Os poetas de cordel dizem, porém, que o título de maior vendagem de todos os
tempos é "O Romance do Pavão Misterioso". Ambientado no distante
Mediterrâneo, ele conta a história de um jovem que, frustrado porque sua
amada é mantida presa por seu pai, obtém um pavão mecânico que lhe permite
resgatá-la. Os dois fogem, o sogro morre e o casal se torna seu herdeiro.
"Algumas das histórias mais populares podem ser identificadas nas lendas
européias, a Carlos Magno no século 10º, mas a maioria se originou na
península Ibérica no final do século 16 e no 17", diz Mark Curran, professor
da Universidade Estadual do Arizona que escreveu vários livros sobre cordel.
"Mas a genialidade dessas histórias é que mesmo aquelas que vêm do Oriente
foram totalmente adaptadas e recriadas para se adaptar às circunstâncias do
nordeste brasileiro."
José Ferreira da Silva, um poeta daqui que escreve sob o nome de Dila, diz:
"Alguns assuntos nunca saem de moda no cordel e sempre venderam. Eu já
escrevi tantos panfletos sobre Lampião que perdi a conta --pelo menos 200".
Os brasileiros instruídos originalmente desprezavam o cordel e as capas em
xilogravuras grosseiras ligadas a ele como algo vulgar, um símbolo do atraso
do país.
Mas, hoje, intelectuais de São Paulo e do Rio de Janeiro são colecionadores
ou admiradores dos panfletos, e a estética do cordel pode ser detectada em
quase todos os cantos da cultura popular brasileira.
"Os poetas de cordel dirão que o interesse por seu trabalho cresceu
principalmente por causa dos estrangeiros", diz Curran. "Mas eu acho que o
Brasil atingiu um momento de mudanças em que existe mais consciência e uma
fome para procurar as raízes culturais do país, e o cordel é uma parte
importante da cultura brasileira do século 20."

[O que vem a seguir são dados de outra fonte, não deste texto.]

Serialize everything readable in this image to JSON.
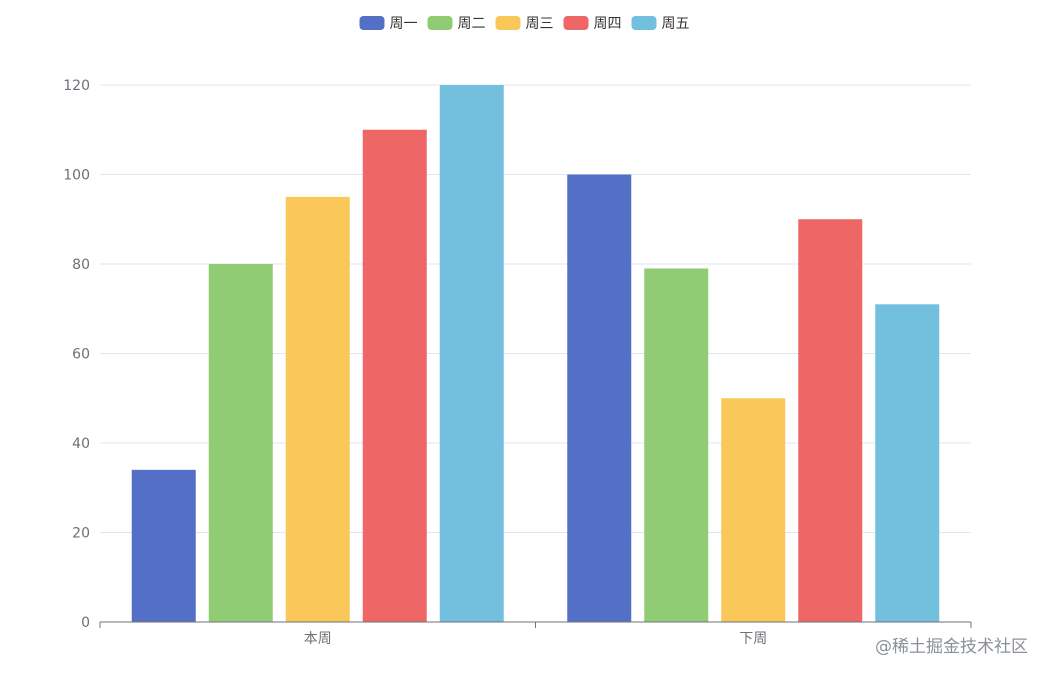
{
  "chart_data": {
    "type": "bar",
    "categories": [
      "本周",
      "下周"
    ],
    "series": [
      {
        "name": "周一",
        "color": "#5470c6",
        "values": [
          34,
          100
        ]
      },
      {
        "name": "周二",
        "color": "#91cc75",
        "values": [
          80,
          79
        ]
      },
      {
        "name": "周三",
        "color": "#fac858",
        "values": [
          95,
          50
        ]
      },
      {
        "name": "周四",
        "color": "#ee6666",
        "values": [
          110,
          90
        ]
      },
      {
        "name": "周五",
        "color": "#73c0de",
        "values": [
          120,
          71
        ]
      }
    ],
    "y_ticks": [
      0,
      20,
      40,
      60,
      80,
      100,
      120
    ],
    "ylim": [
      0,
      120
    ],
    "grid": true,
    "legend_position": "top-center"
  },
  "watermark": "@稀土掘金技术社区"
}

Na música pop, por exemplo, compositores de vanguarda muito admirados fora
do Brasil se basearam no cordel em canções como "A chegada de Raul Seixas e
Lampião no FMI", de Tom Zé e "Isaac Asimov e Santos Dumont se encontram no
céu", de Chico Science.
Na literatura, o romance de Jorge Amado "Tereza Batista Cansada de Guerra" e
a peça de Ariano Suassuna "A História do Rei sem Cabeça" são fortemente
influenciados pelo cordel, no tema e na forma.
Com títulos como "O Cordel das Doenças Sexualmente Transmissíveis" e "A
Reforma Agrária é um Direito de Todo Brasileiro", os governos federal e
estaduais também vêm usando esse formato para promover a saúde, a segurança
no trânsito, a consciência política, a prevenção à Aids e outras campanhas
oficiais.
E políticos e empresários de pequenas cidades do nordeste muitas vezes
recorrem ao cordel para promover suas candidaturas ou seus produtos.
"Não muito tempo atrás, um advogado cuja filha ia se casar me pediu para
escrever os convites em versos de cordel", disse José Severino Cristóvão, um
poeta local.
Quanto às xilogravuras que adornam as capas dos panfletos de cordel, elas
evoluíram em uma forma de arte própria. O trabalho de Borges já foi exibido
no Louvre e no Smithsonian. Mas em sua barraca de feira aqui ele também
vende camisetas e azulejos estampados com imagens das xilogravuras.
"As pessoas dizem que o cordel está condenado desde os anos 20", diz Slater.
"Mas a energia criativa continua aí hoje; apenas está sendo canalizada de
maneiras diferentes.
O cordel sempre foi uma forma híbrida, capaz de incorporar novas
influências. Sua capacidade de se tornar coisas diferentes pode decepcionar
pessoas que querem que ele seja o que foi nos anos 40 ou 70, mas é
exatamente nessa adaptabilidade que reside sua sobrevivência criativa.